Bloomberg reports that sources familiar with the matter have confirmed that Cleveland-Cliffs, America’s biggest automotive steel supplier, has signed a 3-year, fixed-price contract with multiple U.S.-based automakers, including GM. This is an unusually long term for such a contract, which typically lasts one year.
The 3-year contract represents a hedge for both the supplier and the automakers. Cleveland-Cliffs is capitalizing on the Trump administration’s steel tariffs, making domestic steel more desirable, and the automakers are hedging against potential inflation by locking in a fixed price for three years.

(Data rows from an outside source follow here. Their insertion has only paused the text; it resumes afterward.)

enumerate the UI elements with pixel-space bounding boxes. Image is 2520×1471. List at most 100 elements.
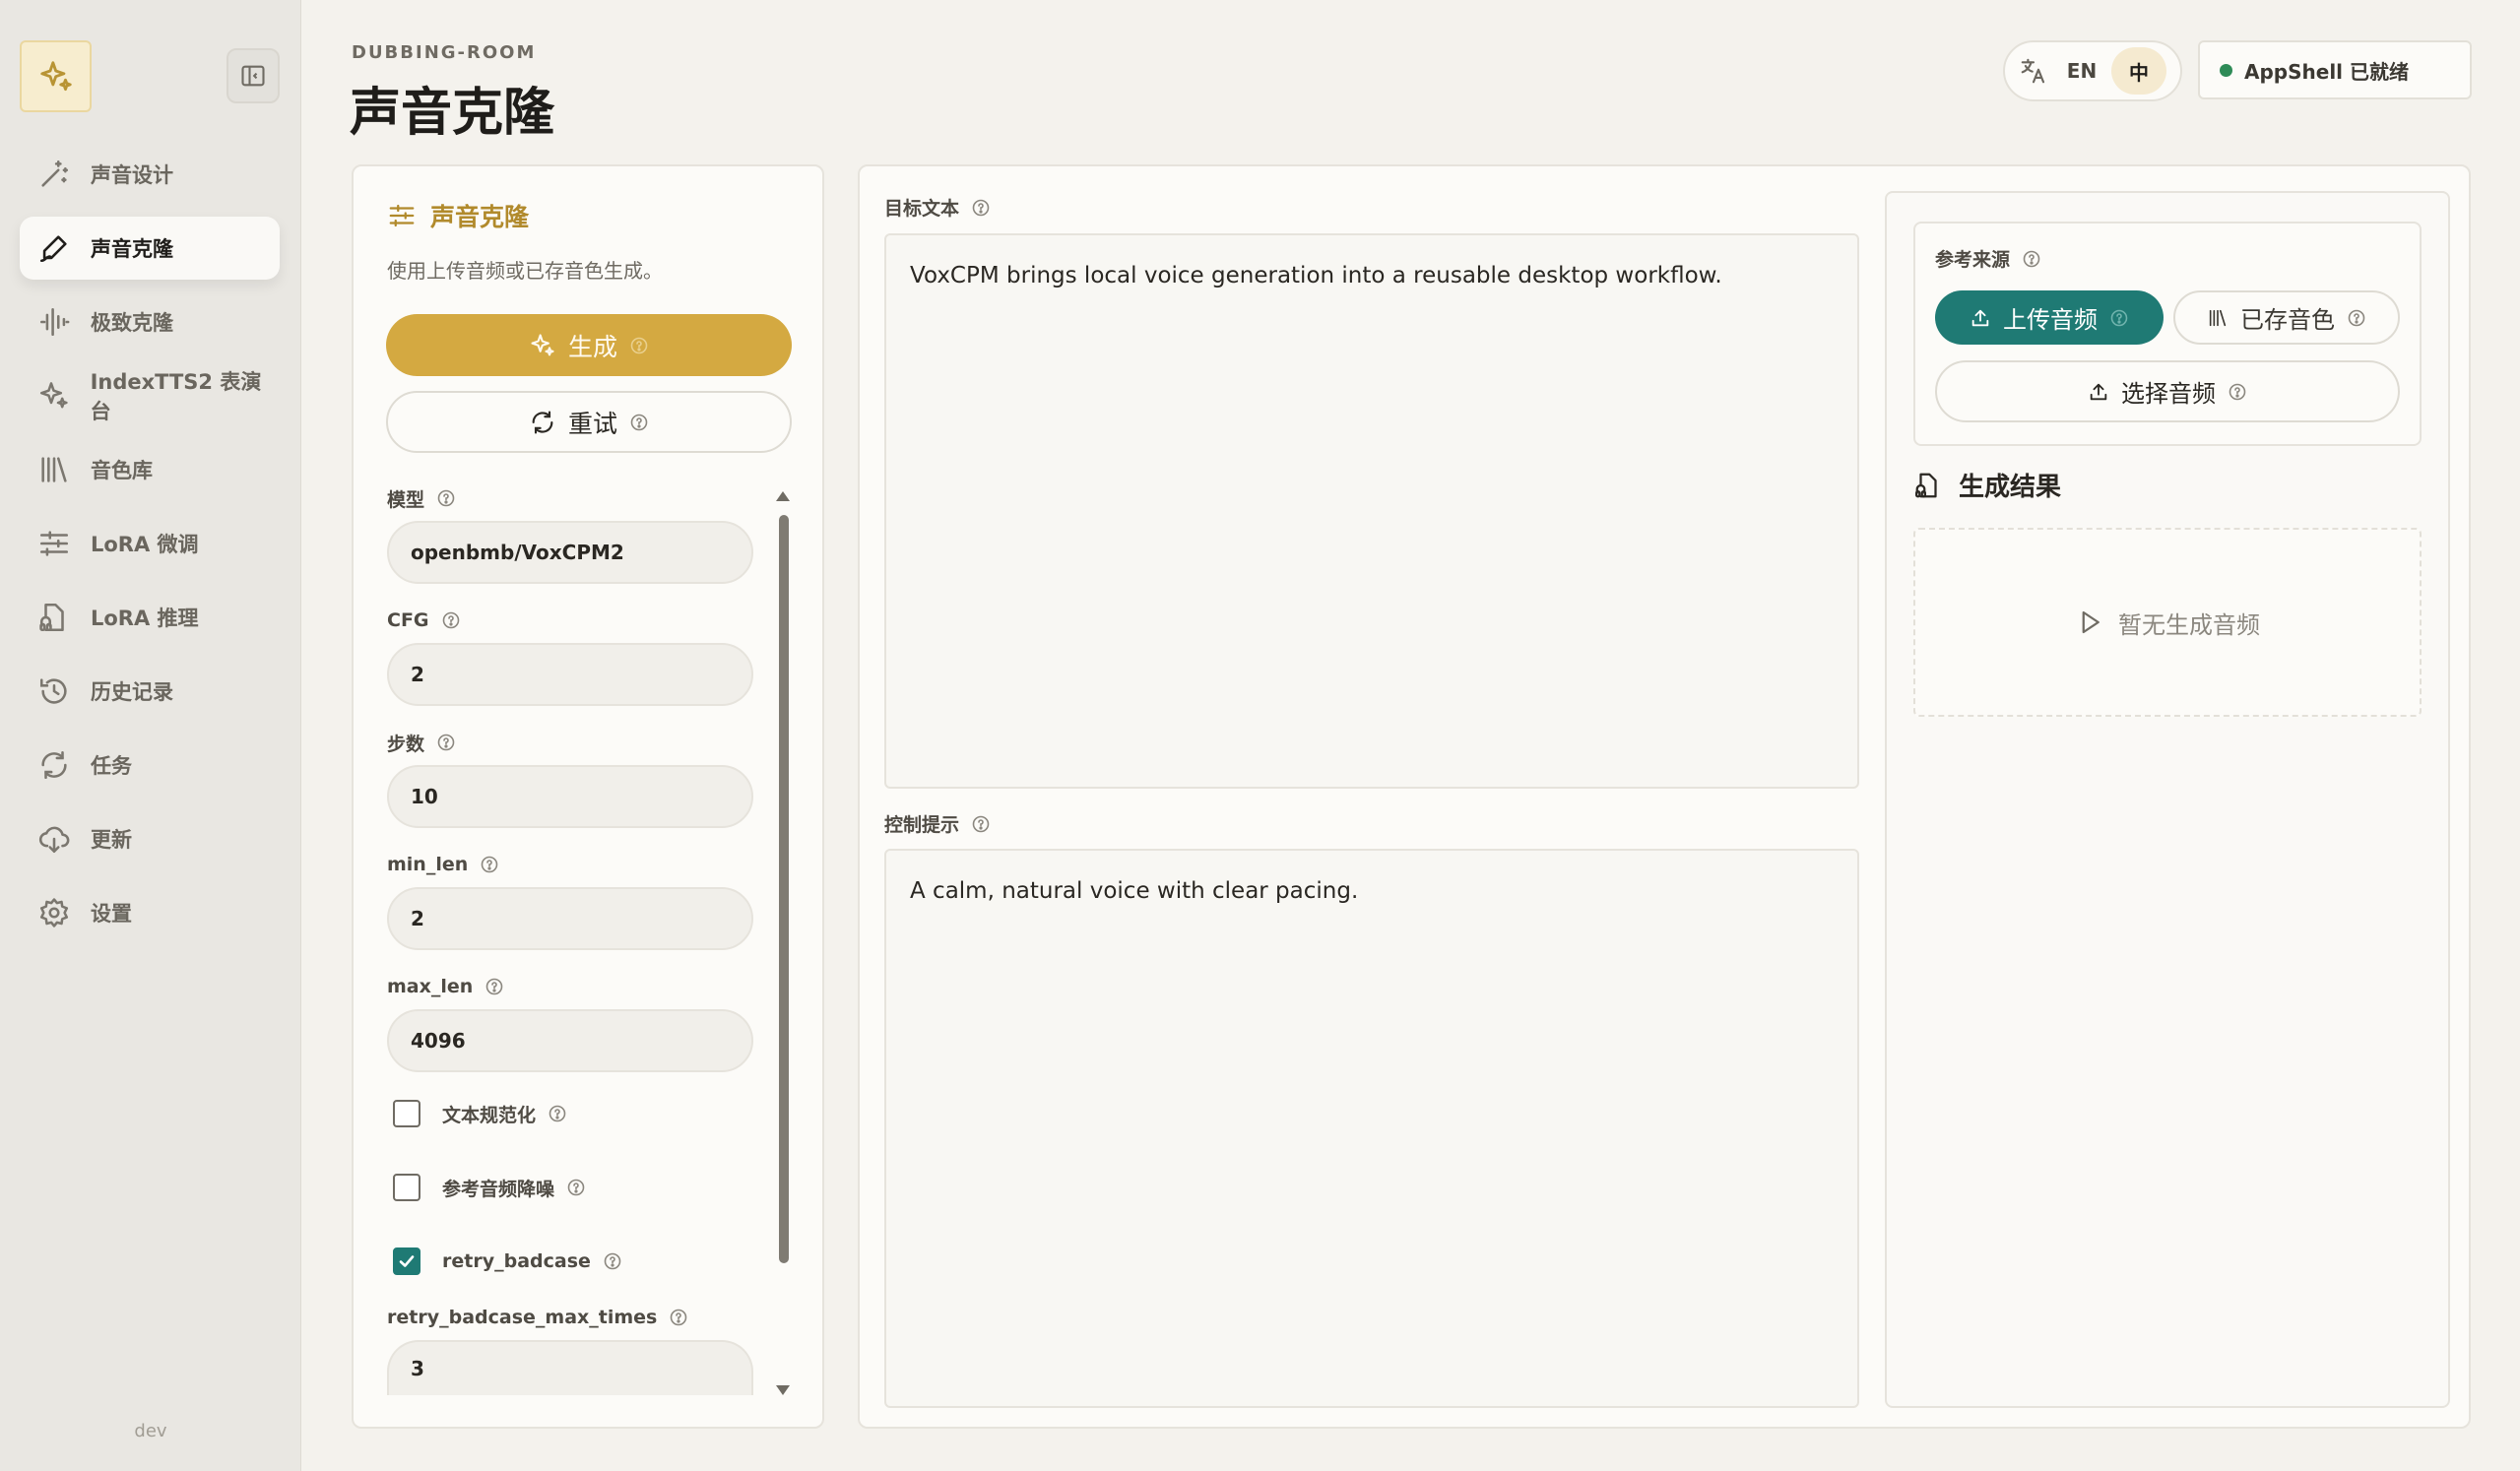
sidebar-item-label: 极致克隆 [91, 311, 173, 335]
pen-icon [39, 235, 67, 263]
help-icon[interactable] [629, 336, 649, 355]
text-normalize-checkbox[interactable] [393, 1100, 420, 1127]
audio-file-icon [39, 603, 64, 632]
sidebar-item-ultimate-clone[interactable]: 极致克隆 [20, 290, 280, 353]
language-switch: EN 中 [2003, 40, 2182, 101]
sparkles-icon [531, 333, 554, 355]
sidebar-item-label: LoRA 微调 [91, 533, 199, 556]
steps-label: 步数 [387, 728, 761, 757]
retry-max-times-label: retry_badcase_max_times [387, 1303, 761, 1332]
ref-denoise-option[interactable]: 参考音频降噪 [387, 1168, 761, 1207]
library-icon [2209, 309, 2227, 326]
sliders-icon [39, 531, 69, 556]
ref-denoise-checkbox[interactable] [393, 1174, 420, 1201]
history-icon [39, 678, 67, 704]
steps-input[interactable]: 10 [387, 765, 753, 828]
help-icon[interactable] [629, 413, 649, 432]
check-icon [399, 1255, 415, 1267]
target-text-label: 目标文本 [884, 194, 991, 221]
help-icon[interactable] [2109, 308, 2129, 328]
sidebar-item-lora-inference[interactable]: LoRA 推理 [20, 586, 280, 649]
retry-max-times-input[interactable]: 3 [387, 1340, 753, 1395]
sidebar-item-settings[interactable]: 设置 [20, 881, 280, 944]
parameter-fields: 模型 openbmb/VoxCPM2 CFG 2 步数 10 min_len 2… [387, 483, 761, 1417]
choose-audio-button[interactable]: 选择音频 [1935, 360, 2400, 422]
min-len-label: min_len [387, 850, 761, 879]
gear-icon [39, 898, 69, 927]
field-label-text: min_len [387, 854, 469, 875]
sidebar-item-label: IndexTTS2 表演台 [90, 370, 262, 423]
sidebar-item-indextts2[interactable]: IndexTTS2 表演台 [20, 364, 280, 427]
sidebar-item-tasks[interactable]: 任务 [20, 734, 280, 797]
scroll-down-arrow[interactable] [776, 1385, 790, 1395]
sidebar-item-history[interactable]: 历史记录 [20, 660, 280, 723]
help-icon[interactable] [436, 733, 456, 752]
target-text-input[interactable]: VoxCPM brings local voice generation int… [884, 233, 1859, 789]
section-label-text: 目标文本 [884, 198, 960, 220]
scroll-up-arrow[interactable] [776, 491, 790, 501]
help-icon[interactable] [2228, 382, 2247, 402]
cfg-input[interactable]: 2 [387, 643, 753, 706]
help-icon[interactable] [441, 610, 461, 630]
sidebar-item-voice-design[interactable]: 声音设计 [20, 143, 280, 206]
reference-source-label: 参考来源 [1935, 245, 2041, 272]
scroll-thumb[interactable] [779, 515, 789, 1263]
settings-panel-header: 声音克隆 [387, 198, 529, 233]
control-prompt-label: 控制提示 [884, 810, 991, 837]
cloud-download-icon [38, 826, 70, 854]
field-label-text: 模型 [387, 488, 425, 511]
translate-icon [2021, 58, 2045, 84]
app-status: AppShell 已就绪 [2198, 40, 2472, 99]
retry-button[interactable]: 重试 [386, 391, 792, 453]
build-label: dev [134, 1421, 167, 1441]
text-normalize-option[interactable]: 文本规范化 [387, 1094, 761, 1133]
help-icon[interactable] [548, 1104, 567, 1123]
help-icon[interactable] [485, 977, 504, 996]
help-icon[interactable] [436, 488, 456, 508]
sidebar-item-label: 声音克隆 [91, 237, 173, 261]
sidebar-item-voice-clone[interactable]: 声音克隆 [20, 217, 280, 280]
sidebar: 声音设计 声音克隆 极致克隆 IndexTTS2 表演台 音色库 LoRA 微调… [0, 0, 301, 1471]
settings-scrollbar[interactable] [772, 491, 794, 1407]
retry-badcase-option[interactable]: retry_badcase [387, 1242, 761, 1281]
play-icon [2082, 610, 2100, 634]
sidebar-item-voice-library[interactable]: 音色库 [20, 438, 280, 501]
help-icon[interactable] [566, 1178, 586, 1197]
sidebar-item-updates[interactable]: 更新 [20, 807, 280, 870]
sidebar-item-label: 设置 [91, 902, 132, 926]
model-label: 模型 [387, 483, 761, 513]
retry-badcase-checkbox[interactable] [393, 1247, 420, 1275]
retry-button-label: 重试 [567, 409, 617, 438]
magic-wand-icon [41, 160, 69, 187]
settings-panel: 声音克隆 使用上传音频或已存音色生成。 生成 重试 模型 openbmb/Vox… [352, 164, 824, 1429]
sidebar-item-lora-finetune[interactable]: LoRA 微调 [20, 512, 280, 575]
help-icon[interactable] [669, 1308, 688, 1327]
tab-upload-audio[interactable]: 上传音频 [1935, 290, 2164, 345]
tab-saved-voices[interactable]: 已存音色 [2173, 290, 2400, 345]
help-icon[interactable] [971, 814, 991, 834]
refresh-icon [532, 410, 553, 434]
sparkles-icon [39, 382, 68, 409]
generate-button[interactable]: 生成 [386, 314, 792, 376]
result-empty-text: 暂无生成音频 [2118, 610, 2260, 639]
help-icon[interactable] [971, 198, 991, 218]
help-icon[interactable] [603, 1251, 622, 1271]
control-prompt-input[interactable]: A calm, natural voice with clear pacing. [884, 849, 1859, 1408]
model-input[interactable]: openbmb/VoxCPM2 [387, 521, 753, 584]
help-icon[interactable] [480, 855, 499, 874]
app-logo[interactable] [20, 40, 92, 112]
min-len-input[interactable]: 2 [387, 887, 753, 950]
result-header: 生成结果 [1913, 467, 2061, 503]
help-icon[interactable] [2347, 308, 2366, 328]
status-dot [2220, 63, 2232, 77]
upload-icon [2090, 383, 2107, 400]
panel-left-icon [241, 65, 265, 87]
lang-en-button[interactable]: EN [2062, 59, 2101, 83]
max-len-input[interactable]: 4096 [387, 1009, 753, 1072]
help-icon[interactable] [2022, 249, 2041, 269]
tab-label: 已存音色 [2240, 306, 2335, 334]
sidebar-collapse-button[interactable] [226, 48, 280, 103]
lang-zh-button[interactable]: 中 [2111, 47, 2166, 95]
waveform-icon [39, 307, 70, 337]
sidebar-item-label: 声音设计 [91, 163, 173, 187]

President Donald Trump imposed a 25 percent tariff on imported steel in March and increased it to 50 percent in June. The intention is to bolster domestic steel production, incentivize companies like automakers to use American steel, and increase federal revenues. However, some economists argue that tariffs slow economic growth and raise prices for consumers.
Many expected Trump’s tariffs to dramatically increase car prices, but those fears haven’t materialized beyond small increases typical of regular inflation with model year changeovers. As 2026-model-year vehicles start to come out in the second half of 2025, most price increases have been modest for both domestically and internationally produced vehicles. This new deal with Cleveland-Cliffs and U.S. automakers could help ensure continued stability for new car prices over the next three years.